Author: Stefan Frisch and Richard Wright

Abstract:
Phonological speech errors provide important psycholinguistic evidence for the representations of phonological theory. In an electromyographic (EMG) study of experimentally induced phonological speech errors, Mowrey and MacKay (1990) found that speech errors frequently occur at a sub-featural, gestural level, with no apparent effect on the percept of the word. Based on these gradient errors, they argue against speech errors as evidence for the segmental unit. Mowrey and MacKayıs study considered the activity of a single muscle, and thus was unable to determine whether single gestures acted independently of gestural constellations, which may be equivalent to traditional segmental units.

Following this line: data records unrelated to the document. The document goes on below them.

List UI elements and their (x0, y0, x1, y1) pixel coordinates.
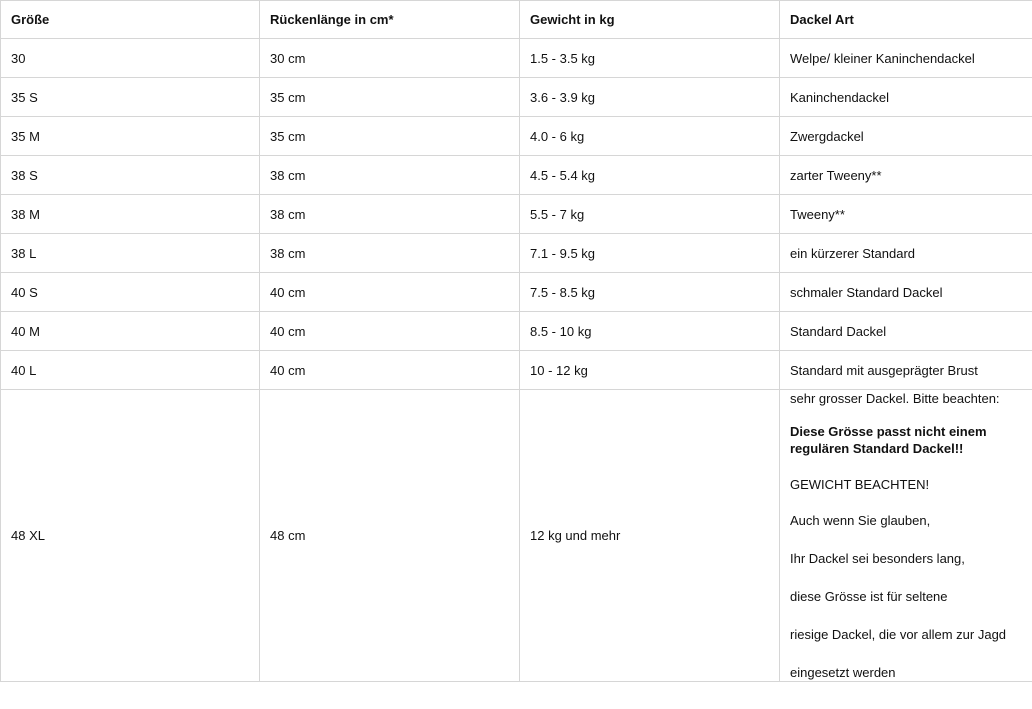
cell-type: Standard mit ausgeprägter Brust (780, 351, 1032, 390)
cell-size: 38 M (1, 195, 260, 234)
cell-type: schmaler Standard Dackel (780, 273, 1032, 312)
cell-size: 38 S (1, 156, 260, 195)
cell-size: 38 L (1, 234, 260, 273)
cell-size: 40 L (1, 351, 260, 390)
cell-type-note (780, 390, 1032, 682)
cell-type: ein kürzerer Standard (780, 234, 1032, 273)
cell-size: 40 S (1, 273, 260, 312)
cell-length: 40 cm (260, 351, 520, 390)
cell-length: 30 cm (260, 39, 520, 78)
cell-type: Kaninchendackel (780, 78, 1032, 117)
cell-weight: 3.6 - 3.9 kg (520, 78, 780, 117)
cell-type: Zwergdackel (780, 117, 1032, 156)
note-warning-line-1: Diese Grösse passt nicht einem (790, 424, 987, 439)
cell-type: Welpe/ kleiner Kaninchendackel (780, 39, 1032, 78)
cell-weight: 7.1 - 9.5 kg (520, 234, 780, 273)
header-size: Größe (1, 1, 260, 39)
cell-size: 40 M (1, 312, 260, 351)
table-row-xl (1, 390, 1032, 682)
cell-size: 48 XL (1, 390, 260, 682)
header-back-length: Rückenlänge in cm* (260, 1, 520, 39)
cell-weight: 1.5 - 3.5 kg (520, 39, 780, 78)
table-row (1, 117, 1032, 156)
table-row (1, 78, 1032, 117)
cell-size: 30 (1, 39, 260, 78)
note-line: riesige Dackel, die vor allem zur Jagd (790, 627, 1007, 642)
note-warning-line-2: regulären Standard Dackel!! (790, 441, 964, 456)
cell-length: 48 cm (260, 390, 520, 682)
cell-length: 40 cm (260, 273, 520, 312)
cell-length: 40 cm (260, 312, 520, 351)
cell-length: 35 cm (260, 117, 520, 156)
cell-type: zarter Tweeny** (780, 156, 1032, 195)
table-row (1, 273, 1032, 312)
cell-length: 35 cm (260, 78, 520, 117)
table-body (1, 39, 1032, 682)
note-weight-warning: GEWICHT BEACHTEN! (790, 477, 930, 492)
table-row (1, 195, 1032, 234)
table-row (1, 39, 1032, 78)
header-row (1, 1, 1032, 39)
cell-weight: 5.5 - 7 kg (520, 195, 780, 234)
cell-weight: 10 - 12 kg (520, 351, 780, 390)
cell-weight: 8.5 - 10 kg (520, 312, 780, 351)
note-intro: sehr grosser Dackel. Bitte beachten: (790, 391, 1000, 406)
note-line: eingesetzt werden (790, 665, 896, 680)
table-row (1, 234, 1032, 273)
cell-weight: 7.5 - 8.5 kg (520, 273, 780, 312)
cell-weight: 4.0 - 6 kg (520, 117, 780, 156)
cell-type: Tweeny** (780, 195, 1032, 234)
cell-length: 38 cm (260, 156, 520, 195)
cell-size: 35 S (1, 78, 260, 117)
note-line: Ihr Dackel sei besonders lang, (790, 551, 965, 566)
note-line: Auch wenn Sie glauben, (790, 513, 931, 528)
note-line: diese Grösse ist für seltene (790, 589, 948, 604)
header-dachshund-type: Dackel Art (780, 1, 1032, 39)
cell-length: 38 cm (260, 195, 520, 234)
cell-length: 38 cm (260, 234, 520, 273)
header-weight: Gewicht in kg (520, 1, 780, 39)
cell-weight: 12 kg und mehr (520, 390, 780, 682)
table-header (1, 1, 1032, 39)
cell-weight: 4.5 - 5.4 kg (520, 156, 780, 195)
cell-size: 35 M (1, 117, 260, 156)
table-row (1, 312, 1032, 351)
table-row (1, 156, 1032, 195)
cell-type: Standard Dackel (780, 312, 1032, 351)
table-row (1, 351, 1032, 390)
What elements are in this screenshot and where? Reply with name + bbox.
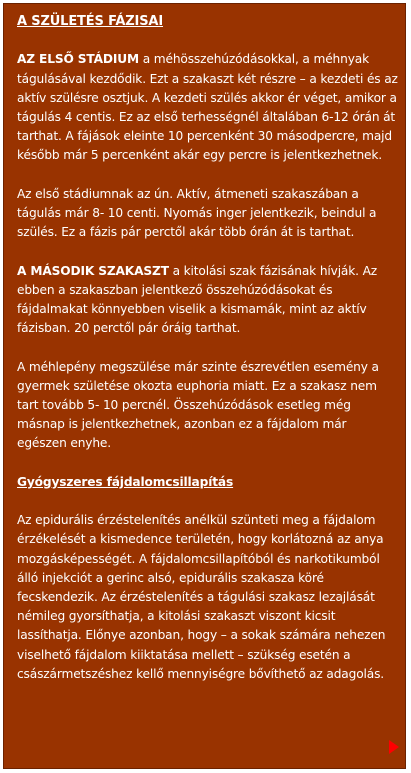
paragraph-first-stage-active: Az első stádiumnak az ún. Aktív, átmeneti szakaszában a tágulás már 8- 10 centi. Nyomás inger jelentkezik, beindul a szülés. Ez a fázis pár perctől akár több órán át is tarthat. [17, 186, 377, 240]
first-stage-heading: AZ ELSŐ STÁDIUM [17, 52, 139, 67]
spacer [17, 454, 399, 473]
article-content [17, 12, 399, 684]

This study is a preliminary report from an ongoing acoustic analysis of speech errors. The data are tape recordings of an error inducing experiment using nonsense tongue twisters. Recordings of a single speaker producing four different tongue twisters targeting /s/ and /z/, e.g. sit zap zoo sip, were digitized and analyzed. Some errors involved multiple changes in acoustic properties, including simultaneous changes in periodicity, amplitude of frication, and duration, while others involved a subset of these properties. This evidence suggests that errors can occur at both the single gesture level, affecting non-contrastive acoustic properties, and at the level of the gestural complex or segment, creating a perceptible, linguistically contrastive change.